SİSTEMİN ASLİ UNSURU TL OLACAK
Merkez Bankası Başkanı Şahap Kavcıoğlu, Finansal İstikrar Raporu’nun önsüzünde yayımlanan yazısında, son dönemde alınan tedbirlerin firma ve hanehalkı bilanço dengelerini güçlendirdiğini ifade etti. Kavcıoğlu, “Sermaye piyasalarına katılım yaygınlaşırken, finansal sistemde bankacılık sektörünün yükü hafiflemekte ve finansal derinleşme sayesinde sermaye araçlarının tabana yayılması desteklenmektedir. Güçlenen hanehalkı ve reel sektör bilançolarının da desteği sayesinde, bankacılık başta olmak üzere finansal kesimin aktif kalitesi de tarihsel olarak en iyi seviyesindedir. Tüm bu gelişmeler, sistemdeki temel risk unsurlarından olan ve kalıcı fiyat istikrarını yakalamamızın önündeki engellerin başında gelen para ikamesini azaltarak Türk lirasını sistemin asli unsuru yapmayı amaçlayan liralaşma adımlarımız neticesindedir” dedi.

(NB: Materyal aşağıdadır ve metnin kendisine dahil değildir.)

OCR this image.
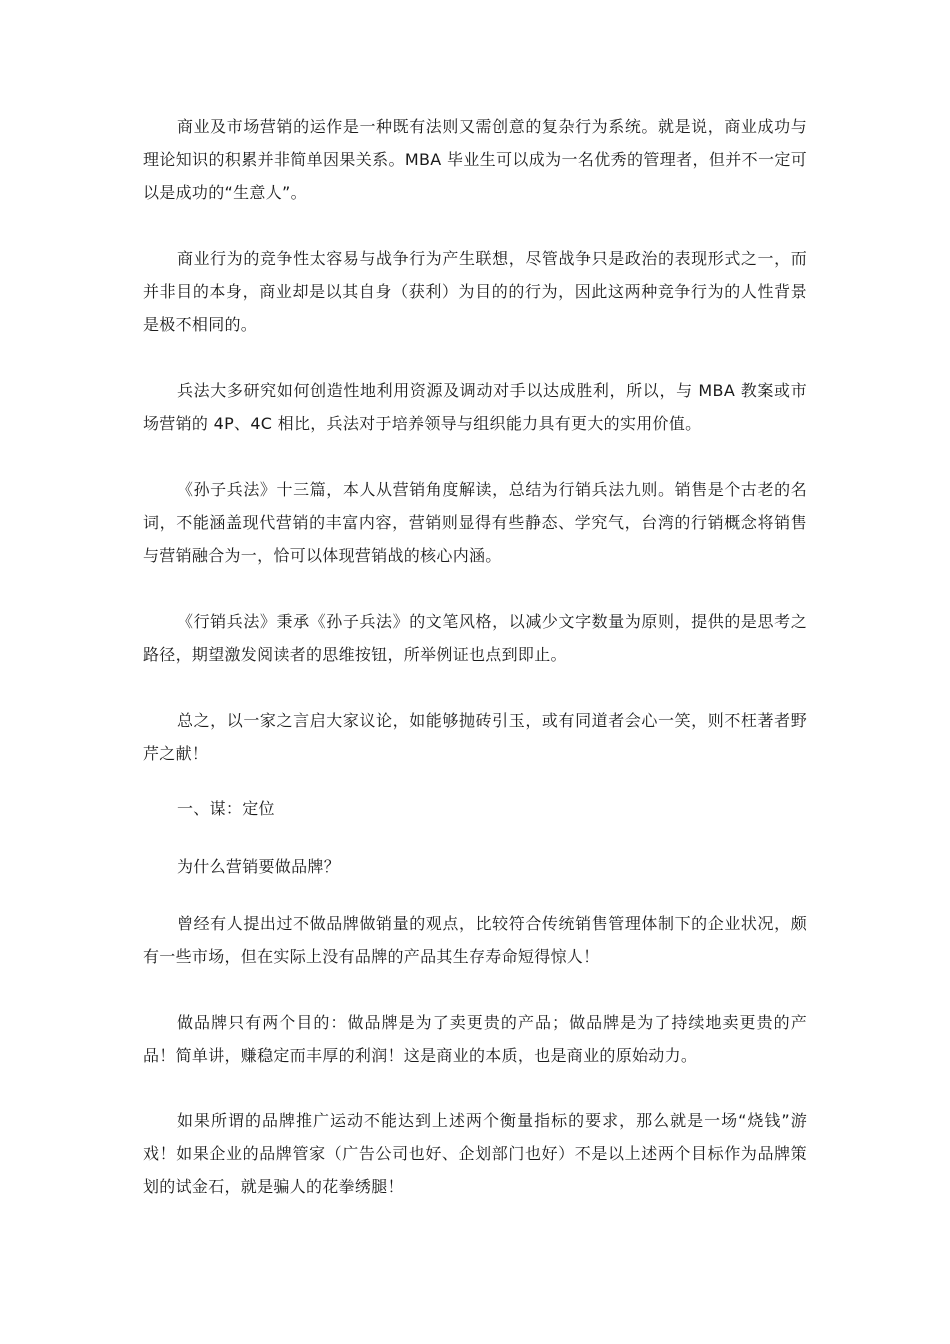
商业及市场营销的运作是一种既有法则又需创意的复杂行为系统。就是说，商业成功与理论知识的积累并非简单因果关系。MBA 毕业生可以成为一名优秀的管理者，但并不一定可以是成功的“生意人”。

商业行为的竞争性太容易与战争行为产生联想，尽管战争只是政治的表现形式之一，而并非目的本身，商业却是以其自身（获利）为目的的行为，因此这两种竞争行为的人性背景是极不相同的。

兵法大多研究如何创造性地利用资源及调动对手以达成胜利，所以，与 MBA 教案或市场营销的 4P、4C 相比，兵法对于培养领导与组织能力具有更大的实用价值。

《孙子兵法》十三篇，本人从营销角度解读，总结为行销兵法九则。销售是个古老的名词，不能涵盖现代营销的丰富内容，营销则显得有些静态、学究气，台湾的行销概念将销售与营销融合为一，恰可以体现营销战的核心内涵。

《行销兵法》秉承《孙子兵法》的文笔风格，以减少文字数量为原则，提供的是思考之路径，期望激发阅读者的思维按钮，所举例证也点到即止。

总之，以一家之言启大家议论，如能够抛砖引玉，或有同道者会心一笑，则不枉著者野芹之献！

一、谋：定位

为什么营销要做品牌？

曾经有人提出过不做品牌做销量的观点，比较符合传统销售管理体制下的企业状况，颇有一些市场，但在实际上没有品牌的产品其生存寿命短得惊人！

做品牌只有两个目的：做品牌是为了卖更贵的产品；做品牌是为了持续地卖更贵的产品！简单讲，赚稳定而丰厚的利润！这是商业的本质，也是商业的原始动力。

如果所谓的品牌推广运动不能达到上述两个衡量指标的要求，那么就是一场“烧钱”游戏！如果企业的品牌管家（广告公司也好、企划部门也好）不是以上述两个目标作为品牌策划的试金石，就是骗人的花拳绣腿！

KOBİ’LERİN KREDİ KULLANIMI 10 KAT ARTTI
Öte yandan son dönemde bazı kesimlerden yükselen “krediye erişim yok” söylemi de Finansal İstikrar Raporu’nda rakamlarla çürütüldü. KOBİ, ihracat ve yatırım kredilerinin Ocak-Eylül dönemindeki net kullandırımı, 65 milyar liradan 878 milyara gelerek 12 kat artış gösterdi. 2021 yıl sonundan 28 Ekim haftasına kadar geçen dönemde toplam kredi stokunda görülen 2.1 trilyon TL artışın 1.7 trilyon TL’si TL kredilerden kaynaklandı.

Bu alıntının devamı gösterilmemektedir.